The Board of Commissioners this week received a report from the Alpharetta-based engineering group MACTEC and Carlson-Jones Architects in Dalton about the buildings. MACTEC recommends the county demolish Administrative Building No. 2 at the corner of King and Selvidge streets and replace it with a four- or five-story administration complex connected to the county’s parking deck. The county would also sell Administrative Building No. 1, at the corner of Crawford Street and Thornton Avenue.
The new building would use space more efficiently, meet Americans with Disabilities Act standards and be a source of “progressive” pride for the county, said Lee Walton, a MACTEC project coordinator.
“It would certainly promote downtown Dalton development,” Walton said.
But there is a significant cost — $13.16 million — at a time when county government is cutting spending to deal with a slowing economy. County administrator Bob McLeod said the county will delay 18 capital building projects this year totaling $7.5 million. McLeod also ordered a hiring freeze, employees will not get a mid-year raise and the county could furlough workers one day a month later this year if the economy does not improve.
That bleak reality is not lost on commission members.
“We know what we’ve got is not what we really need, but we also don’t need $13 million worth of debt right now either,” commission chairman Mike Babb said. “We have the information and it’s good to have a plan. I think with the economic circumstances it just would be something we’d put way down the priority list.”
Commissioner Randy Waskul agrees. The county’s five-year capital plan has $950,000 earmarked through 2013 for “major preservation and upgrades” of Administrative Buildings No. 1 and No. 2. Babb said the county may spend money on minor repairs, but any new construction will be several years down the road.
“I’d like to have a much nicer house,” Babb said. “I can’t afford it, so therefore I’m going to stay in the one I’ve got. The same thing is true. I’m not sure the citizens would appreciate buildings being built at this time right now.”
Mike McCarthy works in building No. 2 with the Conasauga Circuit Public Defender’s Office. He listened to MACTEC’s presentation. He was impressed with the design, saying it would be a more secure building.
The administrative buildings are actually former churches that weren’t built to be offices. Building No. 1 opened as the First Presbyterian Church of Dalton in 1972. Twenty years later, the county renovated the three-story, 19,000-square-foot building and turned it into office space for 64 employees.
Building No. 2 dates to the 1920s. In 2003, the Central Church of Christ sold the 25,000-square-foot building to the county. The board of commissioners holds its business meetings in the former sanctuary, while the building also houses the Conasauga Drug Court and the Public Defender’s Office. In all, 28 employees work there.
In July 2008, commissioners paid MACTEC $33,750 to complete a study of the two buildings. The study found building No. 1 was generally structurally sound, but showed the wear and tear of 36 years.
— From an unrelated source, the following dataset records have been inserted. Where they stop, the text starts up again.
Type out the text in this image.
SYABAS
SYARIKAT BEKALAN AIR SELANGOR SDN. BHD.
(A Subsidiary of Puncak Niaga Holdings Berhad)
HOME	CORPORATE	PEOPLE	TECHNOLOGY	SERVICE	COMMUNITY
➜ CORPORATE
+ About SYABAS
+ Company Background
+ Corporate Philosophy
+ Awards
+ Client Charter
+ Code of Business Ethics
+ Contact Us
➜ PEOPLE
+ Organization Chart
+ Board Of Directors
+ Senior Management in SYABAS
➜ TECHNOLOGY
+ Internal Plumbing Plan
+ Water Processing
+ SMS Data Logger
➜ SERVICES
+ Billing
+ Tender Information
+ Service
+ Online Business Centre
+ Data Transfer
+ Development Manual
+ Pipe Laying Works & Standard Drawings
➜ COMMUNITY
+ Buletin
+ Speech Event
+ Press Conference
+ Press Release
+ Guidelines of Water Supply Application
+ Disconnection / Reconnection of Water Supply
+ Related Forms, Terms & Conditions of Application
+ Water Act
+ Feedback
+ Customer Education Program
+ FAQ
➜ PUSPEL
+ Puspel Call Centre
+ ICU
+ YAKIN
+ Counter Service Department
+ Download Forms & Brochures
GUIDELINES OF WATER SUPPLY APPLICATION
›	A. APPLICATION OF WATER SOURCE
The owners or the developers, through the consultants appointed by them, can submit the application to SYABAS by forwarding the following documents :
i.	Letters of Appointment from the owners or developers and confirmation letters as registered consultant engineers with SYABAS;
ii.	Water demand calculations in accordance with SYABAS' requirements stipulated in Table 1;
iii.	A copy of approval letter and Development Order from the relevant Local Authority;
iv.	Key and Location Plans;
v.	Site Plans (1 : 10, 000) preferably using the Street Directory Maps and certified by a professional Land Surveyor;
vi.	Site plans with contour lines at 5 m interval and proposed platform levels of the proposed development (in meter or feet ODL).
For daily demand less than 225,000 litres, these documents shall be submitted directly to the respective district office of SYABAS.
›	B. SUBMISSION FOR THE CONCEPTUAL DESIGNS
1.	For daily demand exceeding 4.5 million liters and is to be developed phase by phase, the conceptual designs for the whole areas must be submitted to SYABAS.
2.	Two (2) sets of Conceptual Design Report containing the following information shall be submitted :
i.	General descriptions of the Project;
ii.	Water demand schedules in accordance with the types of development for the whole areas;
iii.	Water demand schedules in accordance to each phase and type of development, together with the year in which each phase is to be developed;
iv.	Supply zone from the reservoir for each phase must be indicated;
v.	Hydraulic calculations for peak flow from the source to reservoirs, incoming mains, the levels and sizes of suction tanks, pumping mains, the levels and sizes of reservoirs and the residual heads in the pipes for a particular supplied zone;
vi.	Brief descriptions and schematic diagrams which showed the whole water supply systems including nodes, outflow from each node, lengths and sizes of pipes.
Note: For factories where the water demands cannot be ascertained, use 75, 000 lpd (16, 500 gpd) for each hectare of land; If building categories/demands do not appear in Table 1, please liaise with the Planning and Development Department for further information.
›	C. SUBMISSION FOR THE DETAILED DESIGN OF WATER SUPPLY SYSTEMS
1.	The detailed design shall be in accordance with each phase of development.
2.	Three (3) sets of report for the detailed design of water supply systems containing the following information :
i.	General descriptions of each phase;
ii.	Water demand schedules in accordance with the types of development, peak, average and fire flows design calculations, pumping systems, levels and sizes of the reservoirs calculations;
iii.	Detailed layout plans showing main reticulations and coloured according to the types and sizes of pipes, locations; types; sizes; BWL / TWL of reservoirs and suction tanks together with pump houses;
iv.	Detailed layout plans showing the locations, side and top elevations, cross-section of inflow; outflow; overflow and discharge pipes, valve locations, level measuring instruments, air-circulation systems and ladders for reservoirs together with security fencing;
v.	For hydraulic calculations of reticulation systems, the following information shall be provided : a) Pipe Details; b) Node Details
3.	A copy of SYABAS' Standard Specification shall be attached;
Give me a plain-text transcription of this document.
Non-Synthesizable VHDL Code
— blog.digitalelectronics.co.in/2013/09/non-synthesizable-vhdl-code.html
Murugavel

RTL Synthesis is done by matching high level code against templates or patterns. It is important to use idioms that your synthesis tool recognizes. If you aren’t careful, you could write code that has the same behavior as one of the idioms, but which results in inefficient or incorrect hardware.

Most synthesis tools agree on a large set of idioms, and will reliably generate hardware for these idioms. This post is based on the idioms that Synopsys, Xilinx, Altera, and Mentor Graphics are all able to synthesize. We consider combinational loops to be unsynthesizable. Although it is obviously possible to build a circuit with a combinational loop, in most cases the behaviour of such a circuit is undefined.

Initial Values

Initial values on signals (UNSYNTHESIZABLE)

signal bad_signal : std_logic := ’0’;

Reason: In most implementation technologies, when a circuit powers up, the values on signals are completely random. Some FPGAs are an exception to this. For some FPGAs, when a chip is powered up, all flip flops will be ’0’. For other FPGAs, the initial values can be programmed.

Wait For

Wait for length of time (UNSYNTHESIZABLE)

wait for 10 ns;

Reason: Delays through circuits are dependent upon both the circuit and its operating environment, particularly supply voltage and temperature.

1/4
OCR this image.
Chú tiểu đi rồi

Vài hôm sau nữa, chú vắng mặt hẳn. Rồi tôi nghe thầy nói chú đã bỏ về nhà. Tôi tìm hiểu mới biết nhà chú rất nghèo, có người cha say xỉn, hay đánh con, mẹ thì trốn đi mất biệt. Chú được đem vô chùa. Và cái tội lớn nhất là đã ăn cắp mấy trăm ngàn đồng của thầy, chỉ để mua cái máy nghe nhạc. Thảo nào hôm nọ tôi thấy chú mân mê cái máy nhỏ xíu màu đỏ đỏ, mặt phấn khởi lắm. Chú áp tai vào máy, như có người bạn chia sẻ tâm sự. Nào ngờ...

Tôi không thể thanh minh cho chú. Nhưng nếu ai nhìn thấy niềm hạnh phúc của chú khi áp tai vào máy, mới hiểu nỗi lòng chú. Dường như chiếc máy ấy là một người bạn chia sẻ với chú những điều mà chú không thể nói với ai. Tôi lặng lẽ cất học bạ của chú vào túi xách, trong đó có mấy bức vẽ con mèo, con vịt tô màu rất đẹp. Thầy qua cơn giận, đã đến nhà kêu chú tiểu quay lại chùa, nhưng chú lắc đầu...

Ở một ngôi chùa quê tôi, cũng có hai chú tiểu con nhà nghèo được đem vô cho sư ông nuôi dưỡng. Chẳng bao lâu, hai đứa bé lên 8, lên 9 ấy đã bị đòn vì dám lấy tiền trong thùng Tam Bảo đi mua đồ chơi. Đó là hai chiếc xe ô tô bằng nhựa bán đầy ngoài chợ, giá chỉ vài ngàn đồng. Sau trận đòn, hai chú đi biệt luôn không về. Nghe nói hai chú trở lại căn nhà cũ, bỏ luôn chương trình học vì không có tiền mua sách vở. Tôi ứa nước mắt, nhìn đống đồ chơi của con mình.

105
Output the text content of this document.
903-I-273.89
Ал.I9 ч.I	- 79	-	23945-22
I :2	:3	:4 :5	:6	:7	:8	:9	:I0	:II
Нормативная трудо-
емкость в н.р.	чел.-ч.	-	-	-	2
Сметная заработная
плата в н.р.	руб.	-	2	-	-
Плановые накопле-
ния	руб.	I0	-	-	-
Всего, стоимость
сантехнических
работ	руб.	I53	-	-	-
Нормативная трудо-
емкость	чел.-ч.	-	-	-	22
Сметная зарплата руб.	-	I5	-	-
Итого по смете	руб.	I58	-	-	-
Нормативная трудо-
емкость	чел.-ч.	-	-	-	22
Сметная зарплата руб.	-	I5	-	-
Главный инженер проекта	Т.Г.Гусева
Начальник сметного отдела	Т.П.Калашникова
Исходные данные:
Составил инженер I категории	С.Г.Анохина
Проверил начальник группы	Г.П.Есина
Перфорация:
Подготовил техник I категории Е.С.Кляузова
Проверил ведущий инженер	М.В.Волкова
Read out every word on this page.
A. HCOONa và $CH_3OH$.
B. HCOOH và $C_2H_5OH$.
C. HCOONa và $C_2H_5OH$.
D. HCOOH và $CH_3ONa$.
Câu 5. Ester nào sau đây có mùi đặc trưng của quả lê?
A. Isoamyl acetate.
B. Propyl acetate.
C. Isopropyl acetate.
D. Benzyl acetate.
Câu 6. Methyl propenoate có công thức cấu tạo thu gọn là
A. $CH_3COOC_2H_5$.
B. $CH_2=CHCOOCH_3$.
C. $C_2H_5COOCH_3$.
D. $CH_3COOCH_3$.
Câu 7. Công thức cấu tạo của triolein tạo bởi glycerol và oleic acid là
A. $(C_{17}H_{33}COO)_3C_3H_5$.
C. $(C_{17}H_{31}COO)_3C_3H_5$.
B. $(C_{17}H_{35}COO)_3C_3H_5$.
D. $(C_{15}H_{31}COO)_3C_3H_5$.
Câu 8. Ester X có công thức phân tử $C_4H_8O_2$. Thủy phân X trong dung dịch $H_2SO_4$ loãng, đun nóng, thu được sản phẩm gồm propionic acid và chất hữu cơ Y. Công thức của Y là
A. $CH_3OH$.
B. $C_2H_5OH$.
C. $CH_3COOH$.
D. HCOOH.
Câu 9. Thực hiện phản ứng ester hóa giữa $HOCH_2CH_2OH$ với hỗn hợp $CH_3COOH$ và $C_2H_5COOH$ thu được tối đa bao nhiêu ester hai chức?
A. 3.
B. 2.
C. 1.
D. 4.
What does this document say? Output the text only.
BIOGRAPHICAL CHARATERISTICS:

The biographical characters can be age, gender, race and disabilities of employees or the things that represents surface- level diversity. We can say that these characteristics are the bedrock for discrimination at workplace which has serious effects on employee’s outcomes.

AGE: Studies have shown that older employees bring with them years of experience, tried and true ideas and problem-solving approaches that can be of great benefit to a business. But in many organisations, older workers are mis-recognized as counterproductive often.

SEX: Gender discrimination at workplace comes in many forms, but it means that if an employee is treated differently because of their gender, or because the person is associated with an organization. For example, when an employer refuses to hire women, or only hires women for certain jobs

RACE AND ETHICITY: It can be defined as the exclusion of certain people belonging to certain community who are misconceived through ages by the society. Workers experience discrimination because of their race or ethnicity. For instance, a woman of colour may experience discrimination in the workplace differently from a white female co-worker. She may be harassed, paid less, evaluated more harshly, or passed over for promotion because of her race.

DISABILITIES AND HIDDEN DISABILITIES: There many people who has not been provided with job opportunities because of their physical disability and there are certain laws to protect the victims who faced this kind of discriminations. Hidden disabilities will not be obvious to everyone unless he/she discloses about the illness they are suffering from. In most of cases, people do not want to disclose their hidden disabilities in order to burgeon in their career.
The building is not energy efficient and the space organization is “disjointed.” Replacing some aging or deteriorating building parts would cost a “significant” amount of money.
Building No. 2 is in worse shape. The report found “overall space quality and utilization is poor.” Problems include flooding into the basement, inadequate meeting space for the county commission and a lack of handicapped accessibility.